Economia

11/05/2015

Mobilidade urbana é ponto-chave na insatisfação do paulistano com a cidade

Privação do movimento é problema socioeconômico que não tem sido enfrentado com a devida importância

Mobilidade urbana é ponto-chave na insatisfação do paulistano com a cidade

Por Rachel Cardoso

Em São Paulo, a qualidade de vida na cidade é estável para metade da população, e melhorou um pouco ou muito, em relação ao último ano, para 37%. É o que mostra a edição de 2015 da pesquisa Indicadores de Referência de Bem-Estar no Município (IRBEM), que avalia o nível de satisfação dos paulistanos em relação à qualidade de vida e ao bem-estar e registrou nota de 5,1 este ano. Encomendado pela Rede Nossa São Paulo e pela Federação do Comércio de Bens, Serviços e Turismo do Estado de São Paulo (FecomercioSP) ao Ibope, o levantamento ouviu 1.512 pessoas sobre 25 temas relativos às condições de vida na cidade, tais como saúde, educação, meio ambiente, habitação, trabalho e transporte.

Ao comentar os resultados, o professor de Ética e Filosofia Política da Universidade de São Paulo (USP), Renato Janine Ribeiro, destaca que a maior insatisfação demonstrada pelos paulistanos é em relação à política. “Notas tão ruins nessa área influenciam o restante”, avalia. Outro ponto de destaque é a privação do movimento, um problema socioeconômico e que não tem sido enfrentado com a devida importância. De metrô, carro, ônibus, bicicleta ou a pé, o paulistano gasta, diariamente, uma média de 2h46 para se deslocar pela cidade, segundo o instituto.

A mobilidade urbana se reflete diretamente na desigualdade social. Com o ônus das horas perdidas para se mover de um local a outro, as chances de abandono de emprego e, principalmente, dos estudos, são altas – um fator que cria uma barreira ao desenvolvimento econômico.

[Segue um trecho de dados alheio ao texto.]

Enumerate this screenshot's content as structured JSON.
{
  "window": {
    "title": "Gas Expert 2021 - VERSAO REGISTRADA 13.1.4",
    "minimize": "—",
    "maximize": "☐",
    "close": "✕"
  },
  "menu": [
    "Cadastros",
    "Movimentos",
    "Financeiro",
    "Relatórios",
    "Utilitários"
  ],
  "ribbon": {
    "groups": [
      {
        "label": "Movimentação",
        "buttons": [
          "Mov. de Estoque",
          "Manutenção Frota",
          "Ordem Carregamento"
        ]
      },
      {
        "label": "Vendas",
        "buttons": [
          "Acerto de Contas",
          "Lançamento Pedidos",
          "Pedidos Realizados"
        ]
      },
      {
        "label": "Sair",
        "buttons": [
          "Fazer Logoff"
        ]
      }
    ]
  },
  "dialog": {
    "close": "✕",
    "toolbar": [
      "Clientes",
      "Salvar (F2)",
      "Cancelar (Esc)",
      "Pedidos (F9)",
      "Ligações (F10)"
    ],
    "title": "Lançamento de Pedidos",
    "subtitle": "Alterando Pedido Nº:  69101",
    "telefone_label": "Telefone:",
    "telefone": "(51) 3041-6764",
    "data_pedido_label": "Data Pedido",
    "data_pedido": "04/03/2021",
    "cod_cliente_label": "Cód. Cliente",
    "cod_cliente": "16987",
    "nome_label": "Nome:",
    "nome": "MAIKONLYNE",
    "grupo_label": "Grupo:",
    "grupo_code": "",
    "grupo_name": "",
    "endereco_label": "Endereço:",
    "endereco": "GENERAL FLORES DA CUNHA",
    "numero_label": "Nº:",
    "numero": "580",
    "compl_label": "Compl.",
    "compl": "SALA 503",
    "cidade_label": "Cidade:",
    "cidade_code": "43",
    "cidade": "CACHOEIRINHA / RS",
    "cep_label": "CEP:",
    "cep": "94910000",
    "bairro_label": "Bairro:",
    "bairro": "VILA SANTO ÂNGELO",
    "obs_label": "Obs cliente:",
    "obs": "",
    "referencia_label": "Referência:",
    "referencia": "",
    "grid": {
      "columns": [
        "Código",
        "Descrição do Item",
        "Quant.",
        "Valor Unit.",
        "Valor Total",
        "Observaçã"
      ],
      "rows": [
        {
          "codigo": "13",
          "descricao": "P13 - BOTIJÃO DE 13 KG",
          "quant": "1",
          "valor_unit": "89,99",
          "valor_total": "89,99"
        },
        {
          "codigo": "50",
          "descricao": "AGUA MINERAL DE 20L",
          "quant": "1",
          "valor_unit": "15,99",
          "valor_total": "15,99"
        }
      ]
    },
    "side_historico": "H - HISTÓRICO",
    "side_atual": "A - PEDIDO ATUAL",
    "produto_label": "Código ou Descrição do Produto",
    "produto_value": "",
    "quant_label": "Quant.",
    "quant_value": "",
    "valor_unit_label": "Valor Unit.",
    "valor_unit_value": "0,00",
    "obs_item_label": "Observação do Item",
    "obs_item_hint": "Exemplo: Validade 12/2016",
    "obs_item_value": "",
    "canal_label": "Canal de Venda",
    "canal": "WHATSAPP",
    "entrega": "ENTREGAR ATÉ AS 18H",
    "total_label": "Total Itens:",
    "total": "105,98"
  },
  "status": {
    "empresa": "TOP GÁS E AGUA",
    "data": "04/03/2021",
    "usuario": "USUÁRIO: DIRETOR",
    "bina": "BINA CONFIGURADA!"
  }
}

Trata-se de uma questão cada vez mais presente na área de recursos humanos das empresas, pois a mobilidade está intrinsicamente ligada à qualidade de vida e à produtividade.

A ciclovia é uma opção para amenizar o caos, assim como os corredores de ônibus, que já reduziram um pouco o sufoco de quem depende unicamente desse tipo de condução. Desde 2013, a cidade tem cerca de 320 quilômetros de faixas exclusivas e, segundo levantamento da Companhia de Engenharia de Tráfego (CET), os ônibus na cidade de São Paulo estão 68% mais rápidos nessas pistas. O aumento na velocidade dos ônibus talvez seja um dos maiores responsáveis pelo convencimento do paulistano sobre a necessidade das faixas exclusivas: segundo o Ibope, nove em cada dez paulistanos são favoráveis à ampliação das faixas exclusivas de ônibus na cidade.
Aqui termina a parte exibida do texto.